We just launched a poll that enables you to watch around a hundred of the best music videos released this year, and vote for your favourites. We’ll be posting our own Top 10 vids in the mag and online next Wednesday (December 1), which is the big end-of-year list apocalypse issue.
Key trends? 2010 was the year music video embraced the digital age, exploiting [nerd siren] crowd-sourcing to make viewers part of the process. Chris Milk’s interactive film for Arcade Fire’s ‘We Used To Wait’ was truly ground-breaking, using Google Maps to deliver a video that could be personalised by every viewer, making it relevant to his/her childhood: a brilliant extension of the song’s theme.
Milk was also responsible for the Johnny Cash Project, an ambitious collaborative experiment that required people to submit drawings of Cash, which were then animated to form a promo for the singer’s final studio recording ‘Ain’t No Grave’. So far 250,000 people have taken part.
There’s no ‘end result’ – it’s an ongoing thing – but as it stands the Johnny Cash Project is a breathtaking example of how technology can enable great art.
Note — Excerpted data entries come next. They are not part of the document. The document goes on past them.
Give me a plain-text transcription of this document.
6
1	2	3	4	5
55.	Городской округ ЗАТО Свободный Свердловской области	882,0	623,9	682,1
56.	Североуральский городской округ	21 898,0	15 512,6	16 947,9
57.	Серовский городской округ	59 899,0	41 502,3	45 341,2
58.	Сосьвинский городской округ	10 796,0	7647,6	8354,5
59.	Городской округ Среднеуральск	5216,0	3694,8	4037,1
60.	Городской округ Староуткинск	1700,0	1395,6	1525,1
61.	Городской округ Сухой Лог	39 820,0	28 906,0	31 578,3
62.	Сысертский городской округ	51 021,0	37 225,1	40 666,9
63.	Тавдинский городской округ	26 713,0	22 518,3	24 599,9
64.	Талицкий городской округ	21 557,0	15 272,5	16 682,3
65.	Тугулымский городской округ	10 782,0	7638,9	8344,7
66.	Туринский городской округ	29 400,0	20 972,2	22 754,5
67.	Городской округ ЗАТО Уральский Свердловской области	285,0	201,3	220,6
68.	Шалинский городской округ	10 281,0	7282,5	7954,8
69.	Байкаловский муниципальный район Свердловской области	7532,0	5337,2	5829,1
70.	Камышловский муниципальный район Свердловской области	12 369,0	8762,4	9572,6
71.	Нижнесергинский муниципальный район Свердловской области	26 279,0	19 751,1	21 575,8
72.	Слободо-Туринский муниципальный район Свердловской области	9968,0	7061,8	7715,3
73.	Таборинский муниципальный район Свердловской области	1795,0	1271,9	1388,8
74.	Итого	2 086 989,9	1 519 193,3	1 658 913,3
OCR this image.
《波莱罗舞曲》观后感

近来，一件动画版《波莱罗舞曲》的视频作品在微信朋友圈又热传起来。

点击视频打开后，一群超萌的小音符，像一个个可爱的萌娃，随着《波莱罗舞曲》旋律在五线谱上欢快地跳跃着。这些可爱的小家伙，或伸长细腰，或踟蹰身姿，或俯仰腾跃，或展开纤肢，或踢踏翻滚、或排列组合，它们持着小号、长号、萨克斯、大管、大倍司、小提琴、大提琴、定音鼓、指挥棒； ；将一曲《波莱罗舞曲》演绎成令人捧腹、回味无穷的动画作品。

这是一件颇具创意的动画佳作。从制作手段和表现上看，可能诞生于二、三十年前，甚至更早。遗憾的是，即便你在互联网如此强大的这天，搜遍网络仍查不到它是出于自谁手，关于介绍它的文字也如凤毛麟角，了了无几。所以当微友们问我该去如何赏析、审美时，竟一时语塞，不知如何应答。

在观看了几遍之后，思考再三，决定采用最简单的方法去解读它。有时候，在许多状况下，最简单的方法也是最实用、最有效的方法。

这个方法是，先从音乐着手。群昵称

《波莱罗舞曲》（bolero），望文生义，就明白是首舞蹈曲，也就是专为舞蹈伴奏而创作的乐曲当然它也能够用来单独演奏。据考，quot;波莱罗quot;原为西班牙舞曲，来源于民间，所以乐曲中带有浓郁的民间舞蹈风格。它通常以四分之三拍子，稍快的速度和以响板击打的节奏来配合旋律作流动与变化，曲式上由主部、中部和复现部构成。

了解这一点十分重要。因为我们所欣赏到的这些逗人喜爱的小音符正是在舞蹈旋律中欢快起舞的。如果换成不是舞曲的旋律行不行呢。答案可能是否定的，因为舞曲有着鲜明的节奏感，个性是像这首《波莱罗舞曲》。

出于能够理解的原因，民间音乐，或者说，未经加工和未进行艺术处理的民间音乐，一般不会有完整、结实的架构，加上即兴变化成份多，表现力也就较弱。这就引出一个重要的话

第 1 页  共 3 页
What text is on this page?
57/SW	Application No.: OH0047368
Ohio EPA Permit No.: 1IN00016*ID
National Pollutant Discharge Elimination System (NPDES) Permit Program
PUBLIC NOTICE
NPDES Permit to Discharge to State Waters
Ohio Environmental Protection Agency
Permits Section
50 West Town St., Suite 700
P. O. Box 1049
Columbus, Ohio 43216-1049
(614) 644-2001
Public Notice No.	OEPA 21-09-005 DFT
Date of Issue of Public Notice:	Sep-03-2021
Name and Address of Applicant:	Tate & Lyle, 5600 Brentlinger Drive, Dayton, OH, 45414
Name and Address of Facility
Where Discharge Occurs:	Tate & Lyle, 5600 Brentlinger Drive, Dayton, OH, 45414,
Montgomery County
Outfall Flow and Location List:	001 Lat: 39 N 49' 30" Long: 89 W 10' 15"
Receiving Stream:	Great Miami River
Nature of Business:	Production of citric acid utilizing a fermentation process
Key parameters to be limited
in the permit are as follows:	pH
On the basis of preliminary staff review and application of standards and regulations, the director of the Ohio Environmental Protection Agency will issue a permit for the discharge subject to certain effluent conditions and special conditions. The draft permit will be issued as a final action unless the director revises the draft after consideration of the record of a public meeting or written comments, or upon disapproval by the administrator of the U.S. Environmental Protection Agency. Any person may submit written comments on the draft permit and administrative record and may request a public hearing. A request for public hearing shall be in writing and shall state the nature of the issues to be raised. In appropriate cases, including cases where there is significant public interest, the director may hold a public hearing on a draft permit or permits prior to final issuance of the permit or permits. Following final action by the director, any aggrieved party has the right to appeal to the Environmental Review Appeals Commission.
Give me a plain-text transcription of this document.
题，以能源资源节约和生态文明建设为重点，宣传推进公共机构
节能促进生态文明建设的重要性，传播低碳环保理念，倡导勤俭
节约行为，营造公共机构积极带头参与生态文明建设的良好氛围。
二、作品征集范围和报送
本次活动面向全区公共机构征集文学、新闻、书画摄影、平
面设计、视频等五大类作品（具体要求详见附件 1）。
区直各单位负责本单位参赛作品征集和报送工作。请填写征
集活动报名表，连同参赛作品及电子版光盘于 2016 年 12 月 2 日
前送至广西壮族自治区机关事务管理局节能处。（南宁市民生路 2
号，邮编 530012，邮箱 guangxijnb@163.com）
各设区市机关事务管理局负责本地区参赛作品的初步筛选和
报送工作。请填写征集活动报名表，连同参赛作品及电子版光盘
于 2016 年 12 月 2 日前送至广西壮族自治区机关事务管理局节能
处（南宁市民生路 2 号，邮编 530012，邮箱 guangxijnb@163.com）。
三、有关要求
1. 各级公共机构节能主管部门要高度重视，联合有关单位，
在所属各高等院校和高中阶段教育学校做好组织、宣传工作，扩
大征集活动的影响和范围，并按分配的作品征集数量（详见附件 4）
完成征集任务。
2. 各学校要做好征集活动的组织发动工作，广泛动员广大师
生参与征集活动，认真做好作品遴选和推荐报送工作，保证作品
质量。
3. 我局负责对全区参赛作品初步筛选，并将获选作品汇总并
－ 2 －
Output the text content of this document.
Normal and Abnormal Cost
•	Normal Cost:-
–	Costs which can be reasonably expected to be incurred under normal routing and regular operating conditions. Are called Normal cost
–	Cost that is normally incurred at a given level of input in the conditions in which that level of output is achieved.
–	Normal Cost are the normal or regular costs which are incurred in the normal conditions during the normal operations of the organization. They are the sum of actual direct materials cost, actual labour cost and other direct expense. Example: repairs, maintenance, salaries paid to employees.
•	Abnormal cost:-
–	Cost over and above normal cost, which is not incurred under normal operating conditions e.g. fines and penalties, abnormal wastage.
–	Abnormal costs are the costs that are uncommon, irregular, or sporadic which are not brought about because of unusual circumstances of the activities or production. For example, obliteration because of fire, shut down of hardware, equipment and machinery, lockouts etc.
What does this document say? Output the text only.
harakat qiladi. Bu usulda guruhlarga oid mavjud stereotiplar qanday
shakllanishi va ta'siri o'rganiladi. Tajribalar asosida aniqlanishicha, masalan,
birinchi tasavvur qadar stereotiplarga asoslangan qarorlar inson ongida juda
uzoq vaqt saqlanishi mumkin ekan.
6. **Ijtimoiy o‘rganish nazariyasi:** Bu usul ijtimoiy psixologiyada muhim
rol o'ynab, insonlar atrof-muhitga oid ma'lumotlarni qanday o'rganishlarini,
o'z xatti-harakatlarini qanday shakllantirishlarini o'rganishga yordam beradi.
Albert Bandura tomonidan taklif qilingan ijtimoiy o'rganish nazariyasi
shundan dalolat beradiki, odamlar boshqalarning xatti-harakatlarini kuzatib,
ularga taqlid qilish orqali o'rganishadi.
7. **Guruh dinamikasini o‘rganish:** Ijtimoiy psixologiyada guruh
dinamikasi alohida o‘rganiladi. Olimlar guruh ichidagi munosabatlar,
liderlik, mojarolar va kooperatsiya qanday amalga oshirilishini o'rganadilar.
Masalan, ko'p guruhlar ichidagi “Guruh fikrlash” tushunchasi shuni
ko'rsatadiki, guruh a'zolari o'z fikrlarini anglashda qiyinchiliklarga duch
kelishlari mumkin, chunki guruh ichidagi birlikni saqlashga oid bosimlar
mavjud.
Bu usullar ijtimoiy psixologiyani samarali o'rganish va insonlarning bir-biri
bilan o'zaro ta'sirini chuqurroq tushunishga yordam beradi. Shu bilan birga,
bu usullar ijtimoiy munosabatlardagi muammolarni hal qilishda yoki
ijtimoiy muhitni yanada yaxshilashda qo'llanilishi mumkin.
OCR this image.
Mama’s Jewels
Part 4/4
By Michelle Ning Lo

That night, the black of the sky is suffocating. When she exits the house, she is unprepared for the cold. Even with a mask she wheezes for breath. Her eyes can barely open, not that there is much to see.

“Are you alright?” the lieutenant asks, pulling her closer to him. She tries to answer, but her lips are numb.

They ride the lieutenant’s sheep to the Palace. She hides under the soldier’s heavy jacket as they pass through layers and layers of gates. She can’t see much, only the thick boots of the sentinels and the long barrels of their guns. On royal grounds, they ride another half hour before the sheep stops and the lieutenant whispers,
It might even be better than that Girls video where the guy sings into a willy.
Speaking of which, 2010 wasn’t all high-minded experimentation. It was also the year PRs and video directors realised being ‘NSFW’ was an easy, sure-fire way of generating online buzz. Wayne Coyne whipped out “lil’ Wayne” in ‘Watching The Planets’.
Devendra Banhart got whipped by a male dominatrix (dominator?) in ‘Foolin’.
And then there was that The National video in which Matt Berninger dunked his bonce in Astroglide and terrorised his bandmates with a double-ended Mega Dong, though I may have dreamt that one.
Sometimes the urge to shock resulted in powerful, distinctive imagery, as with the anti-red-head pogrom featured in M.I.A.’s ‘‘Born Free’, or the body-morph orgy in Klaxons ‘Twin Flames’, a video that took a familiar visual theme – The Human Centipede – and moulded it into something simultaneously quite hot and mind-searingly disturbing.
At other times, the naughty video meme just led to desperate, attention-seeking fare like this:
But overall it’s been a good year for music video. And if next year we get a bit more boundary-pushing experimentation, and a bit less NSFW snickering over Wayne Coyne’s nutsack, so much the better.